5.9.1 Documentation and Auditability
A BI professional’s data cleaning decisions must be reproducible and auditable. If a colleague, a manager, or a regulator asks “why were these 47 records excluded?” or “how were missing BMI values handled?”, you need a clear answer — not a vague recollection. This means writing cleaning scripts (not making manual edits to spreadsheets), commenting code to explain why a decision was made (not just what was done), and maintaining a record of the raw data alongside the cleaned version. The project organization principles discussed earlier in this chapter support this practice.
5.9.2 Handling Sensitive Data
BI datasets frequently contain personally identifiable information (PII) — employee names, health records, salary data, customer addresses. Professional data handling requires following your organization’s data governance policies: restricting access to sensitive fields, anonymizing or aggregating data when individual-level detail is not needed, and never storing sensitive data in unsecured locations. During data cleaning, be especially careful with derived variables — combining zip code, age, and department may re-identify individuals even after names are removed.
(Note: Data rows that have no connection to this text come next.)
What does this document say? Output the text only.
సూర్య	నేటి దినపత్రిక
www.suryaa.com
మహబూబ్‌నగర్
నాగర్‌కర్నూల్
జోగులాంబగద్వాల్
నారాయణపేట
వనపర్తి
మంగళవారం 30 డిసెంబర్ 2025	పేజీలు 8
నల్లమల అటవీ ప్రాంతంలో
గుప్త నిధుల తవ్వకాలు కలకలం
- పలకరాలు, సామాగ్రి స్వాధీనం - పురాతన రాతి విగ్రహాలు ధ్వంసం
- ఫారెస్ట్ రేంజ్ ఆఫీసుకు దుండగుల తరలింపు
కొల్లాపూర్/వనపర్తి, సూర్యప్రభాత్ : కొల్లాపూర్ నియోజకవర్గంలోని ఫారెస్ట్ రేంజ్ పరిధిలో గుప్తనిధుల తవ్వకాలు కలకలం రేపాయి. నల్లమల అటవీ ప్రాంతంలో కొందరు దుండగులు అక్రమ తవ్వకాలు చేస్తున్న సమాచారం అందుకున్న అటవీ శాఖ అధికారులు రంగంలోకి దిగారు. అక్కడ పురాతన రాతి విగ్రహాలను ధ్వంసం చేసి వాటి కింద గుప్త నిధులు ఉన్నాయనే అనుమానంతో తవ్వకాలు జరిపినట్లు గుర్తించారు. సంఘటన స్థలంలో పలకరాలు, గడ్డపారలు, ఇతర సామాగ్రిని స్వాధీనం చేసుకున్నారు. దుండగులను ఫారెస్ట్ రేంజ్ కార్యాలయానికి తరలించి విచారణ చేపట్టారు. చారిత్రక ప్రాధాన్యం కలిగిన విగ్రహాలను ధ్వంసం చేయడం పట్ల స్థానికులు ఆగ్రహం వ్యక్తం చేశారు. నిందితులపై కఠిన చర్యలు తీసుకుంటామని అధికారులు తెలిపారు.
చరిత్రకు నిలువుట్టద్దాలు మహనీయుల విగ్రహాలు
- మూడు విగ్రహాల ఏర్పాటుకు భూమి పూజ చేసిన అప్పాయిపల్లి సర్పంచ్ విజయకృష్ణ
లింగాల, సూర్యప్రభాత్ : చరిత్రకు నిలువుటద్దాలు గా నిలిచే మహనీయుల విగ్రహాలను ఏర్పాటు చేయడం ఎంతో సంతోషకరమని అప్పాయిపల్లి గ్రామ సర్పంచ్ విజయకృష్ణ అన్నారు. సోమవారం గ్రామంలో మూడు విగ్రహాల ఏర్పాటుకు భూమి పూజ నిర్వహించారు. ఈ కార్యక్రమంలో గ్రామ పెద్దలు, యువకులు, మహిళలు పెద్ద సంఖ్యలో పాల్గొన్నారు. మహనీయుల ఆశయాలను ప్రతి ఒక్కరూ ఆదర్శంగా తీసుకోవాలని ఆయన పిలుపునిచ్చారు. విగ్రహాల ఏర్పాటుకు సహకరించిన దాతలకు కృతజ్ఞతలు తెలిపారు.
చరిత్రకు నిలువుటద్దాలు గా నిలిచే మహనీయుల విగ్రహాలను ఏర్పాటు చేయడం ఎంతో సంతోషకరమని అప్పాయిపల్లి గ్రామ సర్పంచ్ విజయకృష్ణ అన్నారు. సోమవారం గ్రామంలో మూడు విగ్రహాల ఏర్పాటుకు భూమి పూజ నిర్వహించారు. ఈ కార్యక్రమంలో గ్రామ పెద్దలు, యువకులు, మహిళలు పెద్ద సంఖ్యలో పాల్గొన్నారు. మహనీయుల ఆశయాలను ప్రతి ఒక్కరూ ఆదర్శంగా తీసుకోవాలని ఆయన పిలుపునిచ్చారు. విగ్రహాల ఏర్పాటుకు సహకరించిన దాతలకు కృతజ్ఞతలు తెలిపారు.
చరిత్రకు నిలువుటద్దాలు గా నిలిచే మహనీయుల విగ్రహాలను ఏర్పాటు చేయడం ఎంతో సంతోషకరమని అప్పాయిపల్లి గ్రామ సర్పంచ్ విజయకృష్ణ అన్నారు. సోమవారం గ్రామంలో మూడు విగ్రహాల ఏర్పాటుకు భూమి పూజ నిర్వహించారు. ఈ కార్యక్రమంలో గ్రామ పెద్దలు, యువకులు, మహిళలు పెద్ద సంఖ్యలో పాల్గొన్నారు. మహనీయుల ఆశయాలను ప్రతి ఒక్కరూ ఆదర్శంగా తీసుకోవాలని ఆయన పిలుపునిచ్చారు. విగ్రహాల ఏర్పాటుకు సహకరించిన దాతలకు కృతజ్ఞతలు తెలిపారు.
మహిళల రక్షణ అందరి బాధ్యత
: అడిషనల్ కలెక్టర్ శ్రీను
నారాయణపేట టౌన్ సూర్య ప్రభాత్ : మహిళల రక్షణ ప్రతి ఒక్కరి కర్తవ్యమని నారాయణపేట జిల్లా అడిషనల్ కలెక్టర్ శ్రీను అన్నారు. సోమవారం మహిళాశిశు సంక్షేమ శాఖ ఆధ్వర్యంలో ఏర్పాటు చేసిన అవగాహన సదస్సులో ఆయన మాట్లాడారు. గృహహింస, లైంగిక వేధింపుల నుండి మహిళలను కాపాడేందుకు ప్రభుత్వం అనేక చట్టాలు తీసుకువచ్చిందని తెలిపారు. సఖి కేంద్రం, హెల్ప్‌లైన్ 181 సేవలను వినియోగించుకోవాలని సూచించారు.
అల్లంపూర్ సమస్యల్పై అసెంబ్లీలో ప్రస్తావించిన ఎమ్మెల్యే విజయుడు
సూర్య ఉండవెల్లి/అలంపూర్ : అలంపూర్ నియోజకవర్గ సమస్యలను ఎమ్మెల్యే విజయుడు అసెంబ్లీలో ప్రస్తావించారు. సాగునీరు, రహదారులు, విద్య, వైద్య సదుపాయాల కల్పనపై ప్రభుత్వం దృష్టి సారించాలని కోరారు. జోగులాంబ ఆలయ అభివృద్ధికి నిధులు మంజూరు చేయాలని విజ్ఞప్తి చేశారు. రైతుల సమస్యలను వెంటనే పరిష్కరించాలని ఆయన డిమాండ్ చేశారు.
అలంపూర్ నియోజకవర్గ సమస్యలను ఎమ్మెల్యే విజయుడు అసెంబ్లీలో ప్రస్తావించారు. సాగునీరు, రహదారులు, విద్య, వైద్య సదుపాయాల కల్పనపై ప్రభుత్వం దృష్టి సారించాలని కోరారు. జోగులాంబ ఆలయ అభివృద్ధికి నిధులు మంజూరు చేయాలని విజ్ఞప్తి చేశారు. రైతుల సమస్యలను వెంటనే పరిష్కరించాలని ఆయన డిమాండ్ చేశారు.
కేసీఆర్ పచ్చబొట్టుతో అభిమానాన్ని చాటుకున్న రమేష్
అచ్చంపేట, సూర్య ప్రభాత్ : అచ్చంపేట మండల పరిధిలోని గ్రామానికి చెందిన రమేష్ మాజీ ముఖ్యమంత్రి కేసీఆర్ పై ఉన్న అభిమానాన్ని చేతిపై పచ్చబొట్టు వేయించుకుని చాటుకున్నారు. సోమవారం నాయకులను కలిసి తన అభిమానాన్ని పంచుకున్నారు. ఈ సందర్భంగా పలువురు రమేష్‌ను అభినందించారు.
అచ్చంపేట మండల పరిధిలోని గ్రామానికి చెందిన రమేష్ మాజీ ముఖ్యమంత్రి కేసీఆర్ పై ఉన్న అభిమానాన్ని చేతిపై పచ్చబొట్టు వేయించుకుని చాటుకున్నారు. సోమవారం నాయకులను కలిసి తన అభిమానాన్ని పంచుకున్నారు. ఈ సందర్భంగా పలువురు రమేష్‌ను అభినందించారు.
5.9.3 Honest Reporting of Data Quality
It is tempting to clean away problems silently — dropping rows with missing values, removing outliers that complicate a model, or ignoring inconsistencies that are difficult to resolve. Professional practice requires transparency: report data quality issues to stakeholders rather than hiding them. If 15% of records are missing a key variable, the stakeholder needs to know — that limitation affects the reliability of any analysis built on the data, and concealing it undermines trust.